Judge Millett: I am talking about the process for the government to avoid injury…. If you … feel like you don’t have to answer, you can refuse to answer [and then appeal].
Wall: I think the process itself is harmful and … not permissible because you are extending the criminal process, you are asking the executive to expose its deliberative process, you are threatening to reveal sensitive information—
Judge Millett: Asking. Wait, wait, wait—No one is threatening to reveal. You have complete control over that. We are asking the government to reveal something that the government considers to be privileged—and maybe the district court is wrong as rain. But the district court thinks it is an open question. That’s mandamusable every time a question like that is asked? In every district court across this country? That’s mandamusable?

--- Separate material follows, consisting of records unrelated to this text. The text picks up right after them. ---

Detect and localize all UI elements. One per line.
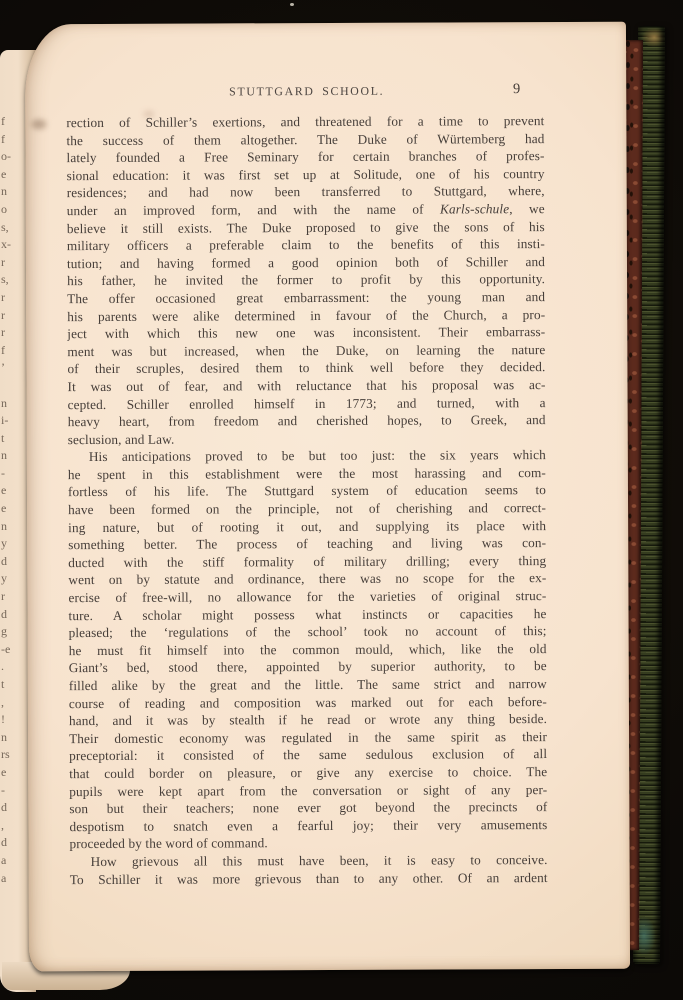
text-fragment: .: [1, 658, 15, 676]
text-line: he spent in this establishment were the …: [68, 464, 546, 484]
text-line: seclusion, and Law.: [68, 429, 546, 449]
facing-page-text-fragments: ffo-enos,x-rs,rrrf’ni-tn-eenydyrdg-e.t,!…: [1, 113, 15, 887]
text-line: heavy heart, from freedom and cherished …: [68, 411, 546, 431]
text-fragment: a: [1, 870, 15, 888]
text-line: Giant’s bed, stood there, appointed by s…: [69, 657, 547, 677]
text-fragment: t: [1, 676, 15, 694]
text-fragment: f: [1, 113, 15, 131]
text-line: son but their teachers; none ever got be…: [69, 798, 547, 818]
text-fragment: d: [1, 606, 15, 624]
text-fragment: a: [1, 852, 15, 870]
text-line: sional education: it was first set up at…: [67, 165, 545, 185]
text-fragment: e: [1, 500, 15, 518]
text-line: of their scruples, desired them to think…: [67, 358, 545, 378]
text-fragment: [1, 377, 15, 395]
text-line: his father, he invited the former to pro…: [67, 270, 545, 290]
text-line: ment was but increased, when the Duke, o…: [67, 341, 545, 361]
text-line: fortless of his life. The Stuttgard syst…: [68, 482, 546, 502]
text-line: pleased; the ‘regulations of the school’…: [69, 622, 547, 642]
text-fragment: n: [1, 183, 15, 201]
text-line: preceptorial: it consisted of the same s…: [69, 745, 547, 765]
text-line: His anticipations proved to be but too j…: [68, 446, 546, 466]
text-fragment: n: [1, 395, 15, 413]
text-line: course of reading and composition was ma…: [69, 693, 547, 713]
text-fragment: s,: [1, 219, 15, 237]
text-fragment: x-: [1, 236, 15, 254]
text-line: To Schiller it was more grievous than to…: [70, 869, 548, 889]
page-header: STUTTGARD SCHOOL. 9: [67, 83, 546, 101]
text-line: How grievous all this must have been, it…: [70, 851, 548, 871]
paragraph: How grievous all this must have been, it…: [70, 851, 548, 888]
text-line: ture. A scholar might possess what insti…: [68, 605, 546, 625]
text-fragment: f: [1, 131, 15, 149]
text-line: went on by statute and ordinance, there …: [68, 569, 546, 589]
text-line: tution; and having formed a good opinion…: [67, 253, 545, 273]
text-line: his parents were alike determined in fav…: [67, 306, 545, 326]
text-fragment: r: [1, 307, 15, 325]
text-line: that could border on pleasure, or give a…: [69, 763, 547, 783]
paragraph: rection of Schiller’s exertions, and thr…: [66, 112, 545, 448]
text-fragment: e: [1, 482, 15, 500]
text-line: have been formed on the principle, not o…: [68, 499, 546, 519]
book-page: STUTTGARD SCHOOL. 9 rection of Schiller’…: [25, 22, 630, 972]
text-line: despotism to snatch even a fearful joy; …: [69, 816, 547, 836]
text-fragment: n: [1, 447, 15, 465]
text-line: military officers a preferable claim to …: [67, 235, 545, 255]
text-fragment: ’: [1, 359, 15, 377]
photo-background: ffo-enos,x-rs,rrrf’ni-tn-eenydyrdg-e.t,!…: [0, 0, 683, 1000]
text-fragment: r: [1, 289, 15, 307]
text-fragment: g: [1, 623, 15, 641]
text-fragment: rs: [1, 746, 15, 764]
text-fragment: y: [1, 570, 15, 588]
page-smudge: [31, 119, 46, 129]
paragraph: His anticipations proved to be but too j…: [68, 446, 548, 853]
text-line: he must fit himself into the common moul…: [69, 640, 547, 660]
text-line: rection of Schiller’s exertions, and thr…: [66, 112, 544, 132]
text-line: ercise of free-will, no allowance for th…: [68, 587, 546, 607]
text-line: under an improved form, and with the nam…: [67, 200, 545, 220]
text-fragment: d: [1, 553, 15, 571]
text-fragment: i-: [1, 412, 15, 430]
text-fragment: n: [1, 518, 15, 536]
text-fragment: ,: [1, 694, 15, 712]
text-fragment: n: [1, 729, 15, 747]
text-fragment: s,: [1, 271, 15, 289]
text-line: cepted. Schiller enrolled himself in 177…: [68, 394, 546, 414]
text-fragment: ,: [1, 817, 15, 835]
text-fragment: o: [1, 201, 15, 219]
text-line: pupils were kept apart from the conversa…: [69, 781, 547, 801]
text-fragment: e: [1, 764, 15, 782]
text-fragment: r: [1, 324, 15, 342]
text-fragment: f: [1, 342, 15, 360]
text-line: proceeded by the word of command.: [69, 833, 547, 853]
text-line: hand, and it was by stealth if he read o…: [69, 710, 547, 730]
text-line: The offer occasioned great embarrassment…: [67, 288, 545, 308]
text-fragment: d: [1, 834, 15, 852]
text-fragment: r: [1, 254, 15, 272]
text-fragment: d: [1, 799, 15, 817]
text-line: the success of them altogether. The Duke…: [66, 130, 544, 150]
text-fragment: r: [1, 588, 15, 606]
page-number: 9: [513, 81, 520, 98]
text-fragment: t: [1, 430, 15, 448]
dust-speck: [290, 3, 294, 6]
text-line: ducted with the stiff formality of milit…: [68, 552, 546, 572]
text-line: ing nature, but of rooting it out, and s…: [68, 517, 546, 537]
text-fragment: -e: [1, 641, 15, 659]
text-line: believe it still exists. The Duke propos…: [67, 218, 545, 238]
page-body: rection of Schiller’s exertions, and thr…: [66, 112, 547, 888]
text-fragment: -: [1, 782, 15, 800]
text-line: It was out of fear, and with reluctance …: [67, 376, 545, 396]
text-fragment: o-: [1, 148, 15, 166]
text-fragment: e: [1, 166, 15, 184]
text-line: residences; and had now been transferred…: [67, 182, 545, 202]
text-line: ject with which this new one was inconsi…: [67, 323, 545, 343]
text-fragment: -: [1, 465, 15, 483]
text-fragment: !: [1, 711, 15, 729]
text-fragment: y: [1, 535, 15, 553]
text-line: lately founded a Free Seminary for certa…: [66, 147, 544, 167]
text-line: something better. The process of teachin…: [68, 534, 546, 554]
text-line: filled alike by the great and the little…: [69, 675, 547, 695]
running-head: STUTTGARD SCHOOL.: [67, 83, 546, 100]
text-line: Their domestic economy was regulated in …: [69, 728, 547, 748]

I want to make clear that it pains me even to type the word “mandamusable,” but that’s the word she used. Wall answers “no,” but as you can see, “no” means “yes”:
Wall: No, Judge Millett. When a district court in this circuit begins to probe in that way with respect to … a rule 48 motion, it is mandamusable … and the reason, and I may not persuade you, but the reason is that the harm from usurping a constitutionally invested power in another branch is–
Judge Millett: Your position is …. Just asking the question is a constitutional violation, just so we understand?
Wall: Yes.
Saying this surprised her, Judge Millett offered one more version of the hypothetical. This time, the defendant hands the money to the prosecutor in court, right in front of the judge, and the prosecutor then stands up and moves to dismiss, claiming—despite previous assurances and what the judge has just seen—that DOJ is dismissing because it has learned it didn’t turn over exculpatory evidence, as the Brady case requires:
Judge Millett: Just to be clear, … this is a hypothetical case. You have a criminal case and the district court has a standard order on Brady disclosures. The district court before trial goes, “I want to make sure you have done everything, you have given them everything you have, you have asked everyone who would know or have information,” and the government says “yes, yes, yes. There is nothing else…. We have given the defendant everything…. [E]verything has been disclosed. Absolutely, your honor.” So the first day of trial, in the presence of the court, the defendant’s attorney hands the prosecutor a briefcase overflowing with $20 bills. It is handed to the prosecutor who is the U.S. Attorney and the Attorney General is standing right there next to her. And the government, upon receipt of that briefcase, submits … a Rule 48 motion to dismiss, [saying] there was a Brady violation in this case. In the presence of the district court, money has exchanged hands. Previous presentations about Brady are now being undermined. And your position … is that the district court has no choice but to grant that motion to dismiss. And that would be true even if it is unclear whether the district court could prosecute [anyone for] criminal contempt … after a case is dismissed.
Wall: Yes.
Emphasis added.
This idea that the executive branch has vast if not absolute authority, and that it must in order to do its job, has been percolating for a while now. One of its biggest proponents is John Yoo, who once wrote a memo saying the executive branch could torture people and yet seems surprised that the current executive is completely out of control. The Democrats were more squeamish about torture, but didn’t do much to rein in the executive branch when they controlled it, as evidenced by (for example) that time President Obama dropped a bomb on a U.S. citizen. I guess in view of stuff like that, it shouldn’t be too shocking that the executive branch is saying it could accept bribes in full view of the judiciary and the only remedy is to ask it to police itself. And yet it still kind of is.